Articles | Volume 11, issue 6
Research article
15 Dec 2017
Research article |  | 15 Dec 2017

Shifted energy fluxes, increased Bowen ratios, and reduced thaw depths linked with drainage-induced changes in permafrost ecosystem structure

Mathias Göckede, Fanny Kittler, Min Jung Kwon, Ina Burjack, Martin Heimann, Olaf Kolle, Nikita Zimov, and Sergey Zimov

Abstract. Hydrologic conditions are a key factor in Arctic ecosystems, with strong influences on ecosystem structure and related effects on biogeophysical and biogeochemical processes. With systematic changes in water availability expected for large parts of the northern high-latitude region in the coming centuries, knowledge on shifts in ecosystem functionality triggered by altered water levels is crucial for reducing uncertainties in climate change predictions. Here, we present findings from paired ecosystem observations in northeast Siberia comprising a drained and a control site. At the drainage site, the water table has been artificially lowered by up to 30 cm in summer for more than a decade.

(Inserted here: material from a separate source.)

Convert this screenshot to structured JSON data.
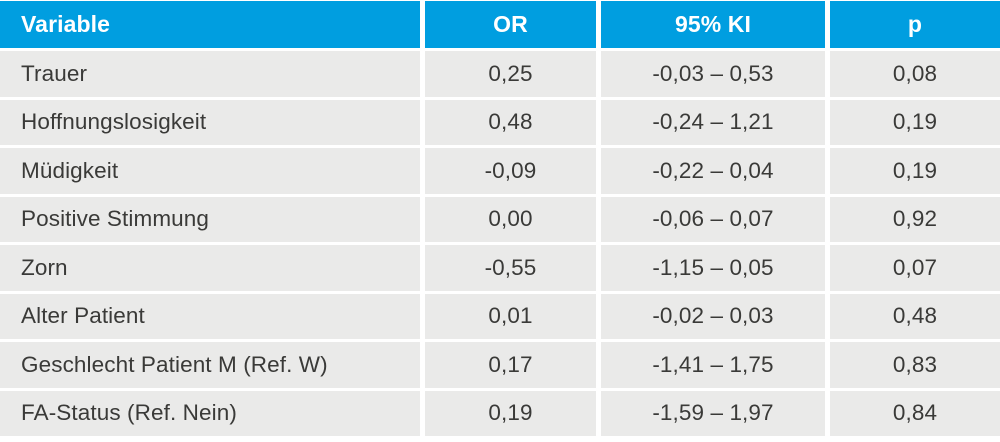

This sustained primary disturbance in hydrologic conditions has triggered a suite of secondary shifts in ecosystem properties, including vegetation community structure, snow cover dynamics, and radiation budget, all of which influence the net effects of drainage. Reduced thermal conductivity in dry organic soils was identified as the dominating drainage effect on energy budget and soil thermal regime. Through this effect, reduced heat transfer into deeper soil layers leads to shallower thaw depths, initially leading to a stabilization of organic permafrost soils, while the long-term effects on permafrost temperature trends still need to be assessed. At the same time, more energy is transferred back into the atmosphere as sensible heat in the drained area, which may trigger a warming of the lower atmospheric surface layer.

Short summary
Shifts in hydrologic conditions will be a key factor for the sustainability of Arctic ecosystems under future climate change. Using a long-term manipulation experiment, we analyzed how energy exchange processes within a permafrost ecosystem react to sustained dry conditions. Changes in several important ecosystem characteristics lead to reduced evapotranspiration and increased sensible heat fluxes. Heat transfer into the soil was strongly reduced, keeping the permafrost colder.